With lights, cameras, and a red carpet, Marcus Sams and Dave Moutray set up the kind of social event you'd usually find in Los Angeles.

But this is San Francisco, and that's the point. After film school, Moutray saw too many friends leave the Bay Area for film careers.

"It made me sad that L.A. was the destination," he said. "In my heart, I wanted the Bay Area to be the destination for filmmakers."

Moutray and his friend Marcus Sams created the Bay Area Film Mixer in 2012 to keep filmmakers local. The pair have organized quarterly social and screening events to share resources and job opportunities.

Sams says the connections can bring collaborations that can take filmmakers and video producers to another level.

"They came to a couple of mixers and said, 'Yo, I literally got my entire crew and my actors from one mixer,'" Sams recalled.

The Bay Area Film Mixer network has grown from a few dozen to 3,400 people, and a recent event held at 111 Minna Gallery was one of the largest so far.

For some small filmmakers, the mixers are their only chance of getting their work screened. Marcus Bruno says he's gained resources he never would have gotten in L.A.

"Up here, a lot of people volunteer. It's important for the community, a blessing for me," Bruno said. "I never would've known how to get a crew together had I not gone to Bay Area Film Mixer

Actress Jacqueline O'Kelly says the close-knit network starts at the top, with Moutray, who owns a video production company, and Sams, who has his own improv training center.

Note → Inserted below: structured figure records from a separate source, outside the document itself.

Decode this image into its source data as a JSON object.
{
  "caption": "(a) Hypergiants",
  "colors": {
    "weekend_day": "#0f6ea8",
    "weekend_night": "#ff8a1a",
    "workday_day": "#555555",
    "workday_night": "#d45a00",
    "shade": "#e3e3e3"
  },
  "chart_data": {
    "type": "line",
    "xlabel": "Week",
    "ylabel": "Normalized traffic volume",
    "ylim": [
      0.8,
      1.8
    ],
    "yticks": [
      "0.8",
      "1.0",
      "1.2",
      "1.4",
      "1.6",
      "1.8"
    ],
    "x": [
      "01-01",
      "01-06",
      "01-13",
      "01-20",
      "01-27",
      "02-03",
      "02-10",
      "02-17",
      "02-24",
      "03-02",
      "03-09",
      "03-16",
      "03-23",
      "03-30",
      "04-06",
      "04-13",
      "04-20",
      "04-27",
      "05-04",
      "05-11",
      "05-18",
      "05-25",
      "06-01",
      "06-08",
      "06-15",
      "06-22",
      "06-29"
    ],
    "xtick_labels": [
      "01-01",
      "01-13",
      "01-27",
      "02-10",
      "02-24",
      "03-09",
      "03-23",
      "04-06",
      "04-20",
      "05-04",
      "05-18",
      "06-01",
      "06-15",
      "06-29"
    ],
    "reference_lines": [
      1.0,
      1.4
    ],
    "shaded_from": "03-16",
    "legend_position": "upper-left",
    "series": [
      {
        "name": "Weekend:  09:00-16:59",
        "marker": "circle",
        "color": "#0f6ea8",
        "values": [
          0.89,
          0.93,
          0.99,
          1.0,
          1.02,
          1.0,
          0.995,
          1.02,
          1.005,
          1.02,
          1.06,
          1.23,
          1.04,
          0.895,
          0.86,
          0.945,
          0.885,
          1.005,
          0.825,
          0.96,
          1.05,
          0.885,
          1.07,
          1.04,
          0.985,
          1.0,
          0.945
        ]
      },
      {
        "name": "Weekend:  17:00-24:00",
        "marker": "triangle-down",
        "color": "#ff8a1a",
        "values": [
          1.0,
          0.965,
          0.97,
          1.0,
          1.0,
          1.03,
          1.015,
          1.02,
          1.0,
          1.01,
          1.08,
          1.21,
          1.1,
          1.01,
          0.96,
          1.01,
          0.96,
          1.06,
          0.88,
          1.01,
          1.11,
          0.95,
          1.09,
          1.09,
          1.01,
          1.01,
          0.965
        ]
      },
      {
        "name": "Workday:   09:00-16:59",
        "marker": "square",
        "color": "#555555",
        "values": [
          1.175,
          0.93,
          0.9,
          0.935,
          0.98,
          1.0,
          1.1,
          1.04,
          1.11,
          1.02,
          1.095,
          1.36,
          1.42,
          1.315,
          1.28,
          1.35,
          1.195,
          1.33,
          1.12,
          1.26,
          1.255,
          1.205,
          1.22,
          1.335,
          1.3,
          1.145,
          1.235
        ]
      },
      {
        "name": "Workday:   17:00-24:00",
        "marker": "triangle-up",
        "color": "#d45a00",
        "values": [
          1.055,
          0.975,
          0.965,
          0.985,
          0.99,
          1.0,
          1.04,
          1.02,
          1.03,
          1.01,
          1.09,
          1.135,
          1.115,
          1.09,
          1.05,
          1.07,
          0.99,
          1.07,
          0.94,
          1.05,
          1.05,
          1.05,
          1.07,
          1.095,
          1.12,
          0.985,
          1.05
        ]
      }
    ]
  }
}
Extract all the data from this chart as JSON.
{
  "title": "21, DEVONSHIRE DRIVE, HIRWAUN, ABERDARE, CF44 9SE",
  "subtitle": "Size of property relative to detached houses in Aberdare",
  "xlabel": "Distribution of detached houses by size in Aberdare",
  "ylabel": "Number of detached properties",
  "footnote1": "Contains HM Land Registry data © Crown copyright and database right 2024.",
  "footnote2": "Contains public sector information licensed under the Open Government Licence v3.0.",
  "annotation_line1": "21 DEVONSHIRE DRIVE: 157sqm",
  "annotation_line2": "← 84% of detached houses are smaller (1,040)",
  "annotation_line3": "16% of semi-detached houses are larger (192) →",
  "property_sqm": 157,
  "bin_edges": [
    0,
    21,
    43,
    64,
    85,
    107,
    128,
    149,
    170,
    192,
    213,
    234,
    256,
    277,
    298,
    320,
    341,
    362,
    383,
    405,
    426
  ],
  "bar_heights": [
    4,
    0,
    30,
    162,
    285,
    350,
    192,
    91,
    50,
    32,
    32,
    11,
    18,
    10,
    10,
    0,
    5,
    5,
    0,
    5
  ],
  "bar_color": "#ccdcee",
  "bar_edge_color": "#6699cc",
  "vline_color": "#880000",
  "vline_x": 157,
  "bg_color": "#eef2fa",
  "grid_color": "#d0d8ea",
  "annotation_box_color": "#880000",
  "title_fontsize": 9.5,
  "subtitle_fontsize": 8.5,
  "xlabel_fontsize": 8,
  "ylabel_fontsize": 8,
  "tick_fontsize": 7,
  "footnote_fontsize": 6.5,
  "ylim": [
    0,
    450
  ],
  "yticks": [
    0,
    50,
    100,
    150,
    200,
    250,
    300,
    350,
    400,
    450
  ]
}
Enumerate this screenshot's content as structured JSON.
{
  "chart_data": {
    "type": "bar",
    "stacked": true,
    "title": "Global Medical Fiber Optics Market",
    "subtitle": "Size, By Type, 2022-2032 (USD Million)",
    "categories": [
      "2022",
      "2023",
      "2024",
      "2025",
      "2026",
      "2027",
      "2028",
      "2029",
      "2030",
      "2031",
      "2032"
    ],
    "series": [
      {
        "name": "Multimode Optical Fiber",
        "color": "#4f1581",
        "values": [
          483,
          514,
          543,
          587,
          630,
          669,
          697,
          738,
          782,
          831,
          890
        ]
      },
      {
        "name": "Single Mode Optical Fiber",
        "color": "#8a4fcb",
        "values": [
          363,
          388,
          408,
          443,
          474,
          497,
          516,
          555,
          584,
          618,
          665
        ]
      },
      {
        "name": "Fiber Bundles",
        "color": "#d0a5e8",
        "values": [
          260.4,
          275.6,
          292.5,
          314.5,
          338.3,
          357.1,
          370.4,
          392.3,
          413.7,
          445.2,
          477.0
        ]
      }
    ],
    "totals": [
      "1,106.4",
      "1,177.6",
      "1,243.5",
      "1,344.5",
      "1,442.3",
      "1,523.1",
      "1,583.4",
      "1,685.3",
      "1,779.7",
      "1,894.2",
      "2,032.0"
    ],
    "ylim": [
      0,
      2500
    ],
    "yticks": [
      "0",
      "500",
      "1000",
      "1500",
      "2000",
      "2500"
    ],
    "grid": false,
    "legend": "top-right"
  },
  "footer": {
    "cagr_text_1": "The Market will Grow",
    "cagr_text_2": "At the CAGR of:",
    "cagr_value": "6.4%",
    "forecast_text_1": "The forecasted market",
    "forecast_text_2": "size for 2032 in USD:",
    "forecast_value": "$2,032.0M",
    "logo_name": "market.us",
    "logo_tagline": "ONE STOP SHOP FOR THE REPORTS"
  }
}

"Dave and Marcus are very sociable, very kind and generous individuals, always extending a personal invitation to Bay Area Film Mixer events," O'Kelly explained.

"Whenever people come together to work on a project together, I bring a brick, you bring a brick, and we keep doing it, then, 'Oh, look at the building we've just made,'" Sams said. "That feeling of collaboration is amazing."

"That's one of the things that inspires me the most is seeing how Bay Area Film Mixer has inspired filmmakers who, like I said, not just to stay here, but to do their best work here," added Moutray.

The Bay Area Film Mixer is looking for a new home as its old venue closed. The group is not a nonprofit, but it is financially supported by the nonprofit WeXL.